Le droit international du patrimoine culturel a une grande force symbolique. L’affirmation par les États de leur attachement à cet héritage est née des souvenirs des conflits précédents et de la volonté de ne pas revivre les situations dramatiques de destruction que ces conflits ont générées. C’est aussi une manière d’affirmer son identité et de la faire reconnaître par les autres États au sein de la communauté internationale. Cette force symbolique des conventions internationales est importante, notamment du fait de l’autorité morale de l’Unesco sur les questions de patrimoine. Cette force symbolique ne se traduit cependant pas par une grande force normative. Ainsi, le Bouclier bleu fonctionne comme un label du patrimoine culturel qui vise essentiellement à sensibiliser les populations et les institutions à la fragilité du patrimoine.

Autre difficulté, bon nombre d’éléments du patrimoine ukrainien ne sont pas mentionnés sur la Liste du patrimoine mondial de l’Unesco. En effet, 17 sites sont seulement sur une liste indicative dont Kiev entendait demander l’inscription, notamment le centre historique d’Odessa.

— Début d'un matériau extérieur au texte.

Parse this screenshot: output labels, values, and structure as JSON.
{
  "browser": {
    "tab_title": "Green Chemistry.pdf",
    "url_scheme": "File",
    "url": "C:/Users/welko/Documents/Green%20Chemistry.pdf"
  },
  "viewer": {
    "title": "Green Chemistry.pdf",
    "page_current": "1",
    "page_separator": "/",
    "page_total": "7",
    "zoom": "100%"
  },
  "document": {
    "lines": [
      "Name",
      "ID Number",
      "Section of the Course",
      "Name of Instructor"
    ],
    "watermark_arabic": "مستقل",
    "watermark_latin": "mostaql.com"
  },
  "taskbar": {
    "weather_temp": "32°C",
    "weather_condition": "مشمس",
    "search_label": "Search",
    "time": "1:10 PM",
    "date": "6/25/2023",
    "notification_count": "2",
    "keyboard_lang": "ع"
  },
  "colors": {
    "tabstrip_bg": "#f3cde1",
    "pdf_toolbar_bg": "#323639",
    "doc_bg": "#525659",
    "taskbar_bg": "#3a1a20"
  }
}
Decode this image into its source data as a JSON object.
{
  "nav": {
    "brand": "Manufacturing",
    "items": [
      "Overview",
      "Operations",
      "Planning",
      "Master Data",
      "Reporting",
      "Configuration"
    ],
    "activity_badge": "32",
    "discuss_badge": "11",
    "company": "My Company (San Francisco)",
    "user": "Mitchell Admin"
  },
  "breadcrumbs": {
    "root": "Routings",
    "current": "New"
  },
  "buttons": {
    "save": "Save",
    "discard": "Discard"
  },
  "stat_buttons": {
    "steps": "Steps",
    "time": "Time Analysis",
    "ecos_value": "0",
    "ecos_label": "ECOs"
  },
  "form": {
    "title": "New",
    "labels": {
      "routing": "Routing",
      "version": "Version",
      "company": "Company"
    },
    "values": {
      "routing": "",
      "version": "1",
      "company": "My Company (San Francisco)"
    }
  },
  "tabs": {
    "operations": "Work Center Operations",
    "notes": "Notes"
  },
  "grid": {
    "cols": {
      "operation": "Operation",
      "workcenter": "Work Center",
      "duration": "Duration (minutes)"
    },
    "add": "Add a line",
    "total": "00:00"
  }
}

En outre, les textes évoqués (souvent désignés par le terme de « charte ») énoncent des principes généraux et ne sont pas directement applicables au sein des États. Pour gagner en force contraignante, il faut donc une transposition dans le droit de l’État signataire, par exemple l’adoption d’une loi à cet effet.

S’agissant de la Convention de 1954, figure parmi les obligations des parties celle d’établir des sanctions en cas de violation de la Convention. Cependant, de façon générale il faut noter que les transpositions, lorsqu’elles existent, sont réalisées soit a minima (sans sanction attachée), soit dans un sens utile à la politique interne des États. Par exemple, s’agissant de la Convention de 1970, la Russie a transposé la Convention de 1970 pour lutter contre le trafic des icônes. Les outils internes de droit dur ne permettent donc pas de bénéficier d’une protection générale du patrimoine.

La meilleure garantie de l’application de ces textes reste alors la qualification de crime de guerre. Le Statut de Rome, qui a créé la Cour pénale internationale en 1998, autorise celle-ci à poursuivre et juger les violations graves du droit international à chaque fois qu’une des parties en conflit s’en prend volontairement à des objectifs non militaires, aussi bien humains que matériels (voir Article sur notre Blog d’A.L. Chaumette). À cet égard, il faut noter qu’en 2016, V. Poutine a décidé de retirer la signature de la Russie du Statut de Rome qu’elle n’avait d’ailleurs pas ratifié. Si l’Ukraine l’a signé en 2000, elle ne l’a pas ratifié non plus.

La valeur dissuasive de cette procédure et des sanctions (allant jusqu’à la prison à perpétuité) ne semble pas avoir d’effet sur le dirigeant russe qui, au-delà du patrimoine, s’en prend aux civils et attaque les hôpitaux. En outre, si des sanctions sont prononcées, elles n’auront d’effet qu’après les destructions. Les biens culturels patrimoniaux ne peuvent pas être remplacés, la perte est irrémédiable. La reconstruction s’annonce d’ores et déjà difficile, quelle que soit l’issue de ce conflit.